ON A BROILING AFTERNOON LAST THURSDAY, International Justice for Janitors Day, 200 purple-shirted members of the Service Employees International Union (SEIU) rallied for contracts at companies where they now hold none. They did not march past the usual downtown high-rises or aerospace-industry bunkers, but at CityWalk, the Universal Studios tourist attraction that presents visitors with an airbrushed simulacrum of the Los Angeles they sweep, mop and vacuum every day. Chanting in Spanish before signs for Abercrombie and Fitch, Zen Zone oxygen bar and a giant cutout of King Kong, the janitors from Local 1877 bewildered tourists seeking shade and a place to spend money. Was the march real, or a simulation — advertising, perhaps, for an Organized Labor Roller-Coaster Ride?

At one point a young blonde in cutoffs joined the march as her girlfriend took a picture — mugging for the lens while pretending to be a low-wage immigrant. The real low-wage earners, however, have been fighting for months to organize collective-bargaining units at CityWalk, NBC/Universal, ABC, CBS, Fox TV, Raleigh Studios, Warner Music Group and Hollywood Center Studios. Three hundred janitors there are hired not by contractors who, the union claims, pay minimum wages and provide no health benefits. Local 1877’s long-proven strategy has been to shame parent companies into paying contractors more money in exchange for the contractors’ permitting unionization. That’s why they were picketing the studios.

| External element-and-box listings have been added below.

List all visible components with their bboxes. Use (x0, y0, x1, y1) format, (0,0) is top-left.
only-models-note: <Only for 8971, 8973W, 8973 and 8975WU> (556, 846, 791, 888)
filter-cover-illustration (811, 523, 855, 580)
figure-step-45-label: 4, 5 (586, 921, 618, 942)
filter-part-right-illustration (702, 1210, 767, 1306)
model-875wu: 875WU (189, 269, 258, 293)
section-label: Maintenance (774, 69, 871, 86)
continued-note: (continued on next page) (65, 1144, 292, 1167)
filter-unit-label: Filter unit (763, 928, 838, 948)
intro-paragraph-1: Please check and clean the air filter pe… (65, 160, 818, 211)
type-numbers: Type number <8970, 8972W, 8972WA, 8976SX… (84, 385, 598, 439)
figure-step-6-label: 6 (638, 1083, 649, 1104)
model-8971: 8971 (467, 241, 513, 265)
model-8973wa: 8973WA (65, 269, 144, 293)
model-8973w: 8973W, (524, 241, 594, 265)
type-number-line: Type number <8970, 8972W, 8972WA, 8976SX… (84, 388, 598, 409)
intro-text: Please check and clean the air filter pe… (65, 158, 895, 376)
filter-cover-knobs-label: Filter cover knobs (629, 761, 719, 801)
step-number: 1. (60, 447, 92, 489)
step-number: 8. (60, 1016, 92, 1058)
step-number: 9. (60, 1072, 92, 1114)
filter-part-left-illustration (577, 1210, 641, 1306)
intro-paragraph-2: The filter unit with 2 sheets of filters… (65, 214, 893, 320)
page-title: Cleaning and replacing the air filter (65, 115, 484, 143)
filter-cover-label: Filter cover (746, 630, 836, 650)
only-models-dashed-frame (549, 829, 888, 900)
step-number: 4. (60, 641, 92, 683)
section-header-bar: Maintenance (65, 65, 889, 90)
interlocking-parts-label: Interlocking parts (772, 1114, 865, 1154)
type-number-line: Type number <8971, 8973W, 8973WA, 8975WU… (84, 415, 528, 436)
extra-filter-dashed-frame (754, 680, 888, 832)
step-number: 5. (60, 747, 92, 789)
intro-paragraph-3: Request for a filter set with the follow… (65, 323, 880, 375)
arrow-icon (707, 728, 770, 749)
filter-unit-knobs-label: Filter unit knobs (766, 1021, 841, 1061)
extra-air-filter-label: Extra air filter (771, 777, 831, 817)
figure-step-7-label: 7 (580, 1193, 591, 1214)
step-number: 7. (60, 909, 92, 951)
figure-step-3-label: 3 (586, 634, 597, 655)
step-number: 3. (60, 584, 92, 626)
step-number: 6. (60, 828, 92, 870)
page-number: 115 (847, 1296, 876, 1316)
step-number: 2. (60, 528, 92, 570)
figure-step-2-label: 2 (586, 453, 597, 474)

Janitors are not the only workers picketing this summer. Local 33 of the International Alliance of Theatrical Stage Employees (IATSE) found itself unceremoniously locked out of the Inglewood Forum in April after 39 years there. The local unsuccessfully tried to dissuade Madonna from performing there in May and is now trying to talk Pearl Jam out of appearing there in July. Then there is Local 53 of the National Association of Broadcast Employees and Technicians/Communications Workers of America (NABET/CWA), whose members were all fired by the National Captioning Institute’s Burbank facility last January, after bitter contract-renewal talks. The Writers Guild of America (WGA) is seeking to organize animation writers and reality-TV writers and editors, while the Screen Actors Guild is negotiating a commercials contract against an October deadline. Last Friday an alliance of entertainment-industry unions, called the Hollywood Coalition, met with the janitors and pledged a coordinated campaign over the next few months.

Like many labor wars in the age of outsourcing, the Hollywood union grievances are aimed not only against corporations but at the public. IATSE and NABET/CWA, like the janitors, know the benefit of public relations. Selling their positions won’t be easy, despite casts of sympathetic characters. Immigrants like those who make up most of Local 1877 are facing a national backlash, while the overwhelmingly white members of Local 33 tend to stick out in Inglewood as they picket the Sunday services of the overwhelmingly black Faithful Central Bible Church, which owns the Forum.

The CityWalk rally was over after little more than an hour and included a speech by City Councilman Jose Huizar. (The day before, the council had unanimously passed a resolution egging on Hollywood to improve working conditions for the people who clean up after it.) It ended, following the march, where it had begun, at the Universal unisphere fountain. As a mister cooled people who stood near the fountain, the stainless-steel unisphere sculpture seemed to suggest not only the worldwide reach of Hollywood, but the globalization that has bedeviled America’s unions. It promises to be a long summer for labor.